Potensi komplikasi mannitol lainnya adalah gagal ginjal. Perhatikan juga bahwa mannitol
berpotensi menimbulkan hipotensi sehingga mannitol tidak boleh diberikan pada pasien
hipotensi, karena mannitol tidak menurunkan TIK pada pasien dengan hipovolemia dan efek
osmotik-diuretik mannitol dapat mengeksaserbasi hipotensi dan iskemia serebral.5
Operatif
Lesi massa harus dioperasi bila terdapat pergeseran garis tengah (midline shifting) 5
mm atau lebih (> 40 cc). Setiap pergeseran dapat dilihat pada CT-scan, angiografi, atau
ventrikulografi. Semua hematoma epidural, subdural, atau intraserebral yang mempunyai
pergeseran garis tengah 5 mm atau lebih harus dievakuasi secara operatif (craniotomy).3-5
Pada hematoma kecil dengan pergeseran ringan tanpa kelainan neurologi, dilakukan
pendekatan konservatif, namun bisa terjadi perburukan sehingga pengamatan yang ketat
sangat diperlukan.

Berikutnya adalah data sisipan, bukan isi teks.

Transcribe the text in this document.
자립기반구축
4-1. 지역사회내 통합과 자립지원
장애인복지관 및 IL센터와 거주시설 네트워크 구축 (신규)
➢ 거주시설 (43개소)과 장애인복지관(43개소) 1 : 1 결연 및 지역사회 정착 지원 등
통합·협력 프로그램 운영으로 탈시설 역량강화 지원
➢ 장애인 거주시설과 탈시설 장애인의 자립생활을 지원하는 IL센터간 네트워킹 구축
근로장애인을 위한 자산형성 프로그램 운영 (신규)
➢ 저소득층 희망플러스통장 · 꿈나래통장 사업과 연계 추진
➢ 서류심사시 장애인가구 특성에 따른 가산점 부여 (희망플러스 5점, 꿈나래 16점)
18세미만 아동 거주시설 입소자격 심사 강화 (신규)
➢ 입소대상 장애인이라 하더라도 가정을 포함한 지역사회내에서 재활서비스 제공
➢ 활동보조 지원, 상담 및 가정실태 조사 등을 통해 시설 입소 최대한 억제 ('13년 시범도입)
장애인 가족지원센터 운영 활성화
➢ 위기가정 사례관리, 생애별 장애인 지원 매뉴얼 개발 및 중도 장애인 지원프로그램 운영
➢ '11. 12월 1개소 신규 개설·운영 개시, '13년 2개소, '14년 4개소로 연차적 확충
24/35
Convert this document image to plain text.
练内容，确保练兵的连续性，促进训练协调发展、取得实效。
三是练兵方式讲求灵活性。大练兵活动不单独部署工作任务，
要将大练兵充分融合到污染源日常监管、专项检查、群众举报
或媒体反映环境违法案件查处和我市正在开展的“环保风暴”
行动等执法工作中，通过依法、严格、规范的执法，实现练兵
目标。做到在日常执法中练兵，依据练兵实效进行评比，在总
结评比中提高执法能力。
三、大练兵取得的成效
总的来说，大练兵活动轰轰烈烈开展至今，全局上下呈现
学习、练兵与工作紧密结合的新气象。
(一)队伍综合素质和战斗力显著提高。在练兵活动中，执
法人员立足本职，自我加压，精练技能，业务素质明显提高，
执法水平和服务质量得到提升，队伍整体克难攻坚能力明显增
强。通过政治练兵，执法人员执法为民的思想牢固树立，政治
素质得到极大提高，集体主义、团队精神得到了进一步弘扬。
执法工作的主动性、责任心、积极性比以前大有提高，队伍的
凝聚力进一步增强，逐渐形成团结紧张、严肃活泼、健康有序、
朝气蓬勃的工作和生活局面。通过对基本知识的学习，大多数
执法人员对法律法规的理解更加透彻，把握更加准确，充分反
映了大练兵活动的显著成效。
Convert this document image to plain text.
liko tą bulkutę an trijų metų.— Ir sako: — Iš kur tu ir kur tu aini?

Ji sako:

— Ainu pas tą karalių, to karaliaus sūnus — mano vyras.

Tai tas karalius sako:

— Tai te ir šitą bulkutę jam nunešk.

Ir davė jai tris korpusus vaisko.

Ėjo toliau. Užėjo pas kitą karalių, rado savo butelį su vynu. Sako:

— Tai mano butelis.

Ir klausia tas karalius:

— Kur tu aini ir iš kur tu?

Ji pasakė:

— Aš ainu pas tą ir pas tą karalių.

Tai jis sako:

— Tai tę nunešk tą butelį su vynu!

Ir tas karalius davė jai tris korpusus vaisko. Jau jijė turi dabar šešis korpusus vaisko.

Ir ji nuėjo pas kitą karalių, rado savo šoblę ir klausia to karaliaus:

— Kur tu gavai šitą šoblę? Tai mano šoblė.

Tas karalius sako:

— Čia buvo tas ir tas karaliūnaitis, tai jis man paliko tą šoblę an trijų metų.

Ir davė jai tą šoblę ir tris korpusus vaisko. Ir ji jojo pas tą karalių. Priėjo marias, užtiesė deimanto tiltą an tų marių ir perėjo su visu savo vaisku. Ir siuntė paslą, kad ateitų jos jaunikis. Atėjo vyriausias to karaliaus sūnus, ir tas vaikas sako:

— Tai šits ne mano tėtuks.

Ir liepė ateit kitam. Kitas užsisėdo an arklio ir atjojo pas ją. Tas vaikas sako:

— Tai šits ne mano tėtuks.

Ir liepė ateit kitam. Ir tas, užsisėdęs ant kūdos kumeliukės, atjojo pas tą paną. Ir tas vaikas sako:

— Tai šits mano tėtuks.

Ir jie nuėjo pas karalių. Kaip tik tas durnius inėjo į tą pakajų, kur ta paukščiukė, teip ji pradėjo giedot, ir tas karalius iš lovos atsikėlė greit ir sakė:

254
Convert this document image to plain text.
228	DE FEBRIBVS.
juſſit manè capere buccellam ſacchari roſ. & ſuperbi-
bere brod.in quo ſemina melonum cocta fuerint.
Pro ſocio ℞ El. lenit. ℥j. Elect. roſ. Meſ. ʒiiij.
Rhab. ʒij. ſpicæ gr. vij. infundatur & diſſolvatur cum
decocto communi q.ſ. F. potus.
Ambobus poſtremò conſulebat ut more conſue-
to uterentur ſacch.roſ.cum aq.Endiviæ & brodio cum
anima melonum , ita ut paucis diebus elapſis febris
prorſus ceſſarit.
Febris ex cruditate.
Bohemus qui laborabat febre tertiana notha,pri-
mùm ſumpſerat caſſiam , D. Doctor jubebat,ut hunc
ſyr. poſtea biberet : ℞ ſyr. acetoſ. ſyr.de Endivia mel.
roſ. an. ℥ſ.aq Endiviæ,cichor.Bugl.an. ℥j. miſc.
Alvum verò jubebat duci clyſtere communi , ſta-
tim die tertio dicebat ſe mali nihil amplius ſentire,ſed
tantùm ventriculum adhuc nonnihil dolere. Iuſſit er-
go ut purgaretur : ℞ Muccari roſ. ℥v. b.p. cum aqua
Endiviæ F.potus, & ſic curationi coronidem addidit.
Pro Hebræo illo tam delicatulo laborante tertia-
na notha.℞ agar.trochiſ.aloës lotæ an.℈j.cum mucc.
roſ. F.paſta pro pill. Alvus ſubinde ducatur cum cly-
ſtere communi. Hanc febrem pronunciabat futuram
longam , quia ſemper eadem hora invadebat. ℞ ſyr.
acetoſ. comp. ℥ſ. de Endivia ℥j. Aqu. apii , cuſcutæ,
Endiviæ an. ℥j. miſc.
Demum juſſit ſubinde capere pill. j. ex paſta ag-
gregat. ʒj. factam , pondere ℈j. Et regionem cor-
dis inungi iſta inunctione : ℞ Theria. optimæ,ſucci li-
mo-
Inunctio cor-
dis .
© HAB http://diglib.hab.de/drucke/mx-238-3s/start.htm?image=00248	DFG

Bila terjadi perburukan, CT-scan ulang harus dilakukan segera.3-5
Operasi tidak dilakukan bila telah terjadi brain death. Brain death didiagnosis jika
terdapat GCS ≤ 3, pupil yang non reaktif bilateral, absen refleks batang otak (okulosefalik,
korneal, doll’s eye, dan gag reflex), ketidakmampuan mempertahankan jalan nafas adekuat,
dan tidak ada faktor-faktor seperti intoksikasi alkohol atau obat-obatan atau hipotermia.3-5
DAFTAR PUSTAKA
3. Halpern CH, Grady MS. Chapter 42. Neurosurgery. In: Brunikardi FC, Andersen
DK, Billiar TR, Dunn DL, Hunter JG, Matthews JB, et al., editors. Schwartz’s
Principles of Surgery. 10th ed. United States: McGraw-Hill Education; 2015.
p.1717-26.
4. Ortega-Barnett J, Mohanty A, Desai SK, Patterson JT. Chapter 67. Neurosurgery.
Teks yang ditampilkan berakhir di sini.